Prof. Dr. Kudret BÜLBÜL
Ankara Yıldırım Beyazıt Üniversitesi Siyasal Bilgiler Fakültesi Dekanı
Türkiye’nin ya da bulunduğunuz ülkenin azınlık okullarında, ailelerin Yahudi ve Hıristiyan giyimleriyle, çocuklarıyla birlikte okul gezisi yapmalarının yasaklandığını düşünün.
İnanmazsınız değil mi?
Bu çağda böyle bir şey nasıl olur?
Nasıl bir ilkellik, nasıl bir gericilik, nasıl bir yobazlık dersiniz.
Durun, endişelenmeyin, böyle bir şey Türkiye’de ya da yaşadığınız ülkede değil, Fransa’da oluyor. Fransa Müslümanlar için tam da böyle bir karar alma yolunda. Fransa’da Senato, hükümetin hazırladığı okul yasası kapsamında okul gezilerinde öğrencilere refakat eden aile yakınlarının başörtüsü takmasını yasaklayan maddeyi onayladı. Yasanın yürürlüğe girmesi için Meclisten de geçmesi gerekiyor.

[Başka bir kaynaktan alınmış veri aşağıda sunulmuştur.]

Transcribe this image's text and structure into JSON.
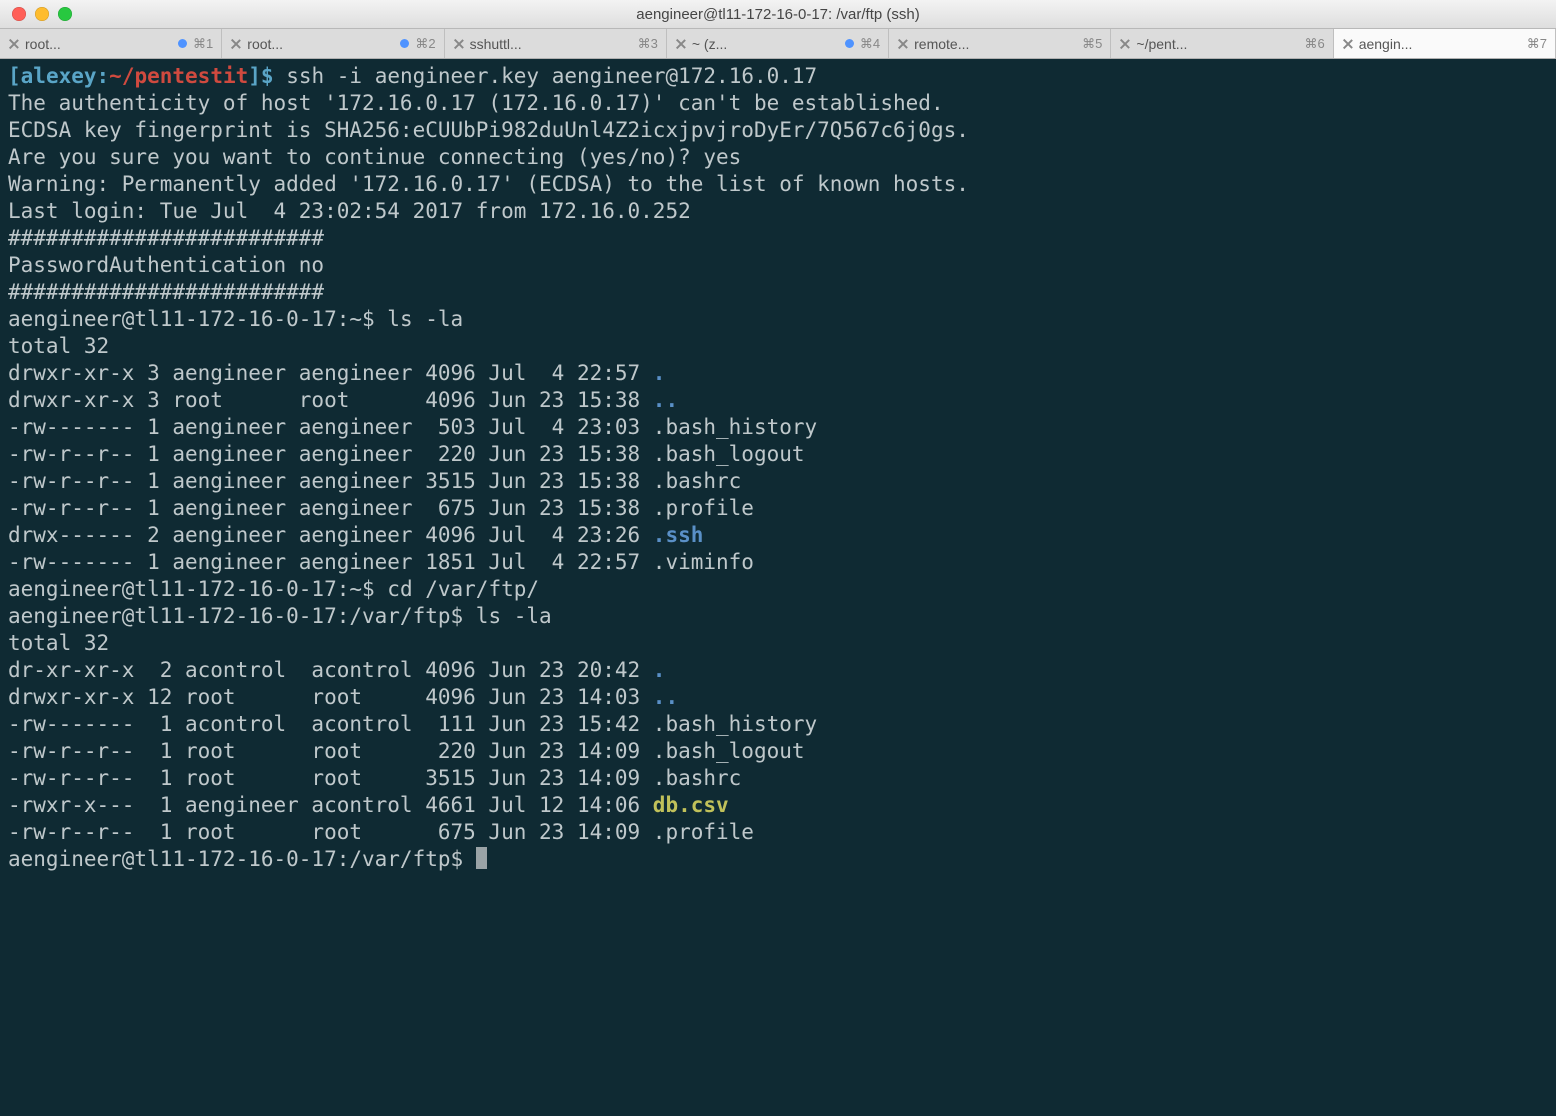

Fransız Eğitim Bakanı Blanquer okul gezilerinde ebeveynlerin dini semboller taşımaması için elinden geleni yapacağını belirtti.Başörtülü annelerin, öğrenci yakınlarının, ilkokul çağındaki çocuklarının okul gezilerine katılmasını laiklik ilkesi öne sürülerek yasaklayan tasarı, okul gezilerinde ebeveynlerin ‘geçici kamu görevlisi’ sıfatına sahip olması sebebiyle dini herhangi bir işaret taşımaması gerekçesine dayanıyor.
Fransa’da, Batılı pek çok ülkede, özellikle Avusturya’da bu ve benzeri türden yasakçı arkaik uygulamalar ve yorumlar artık sıradanlaştı. Sadece bu uygulama, önceki pek çok yazımda işaret ettiğim Batının nasıl bir özgüven ve özgürlükler krizi içerisinde olduğunu görmeye yeterli. Biz de örnekleri artırmadan, Fransa’daki bu uygulama üzerinden giderek nasıl bir akıl tutulmasıyla, nasıl bir özgürlük kriziyle karşı karşı karşıya olunduğuna, totaliterime doğru nasıl hızla yol alındığına değinelim.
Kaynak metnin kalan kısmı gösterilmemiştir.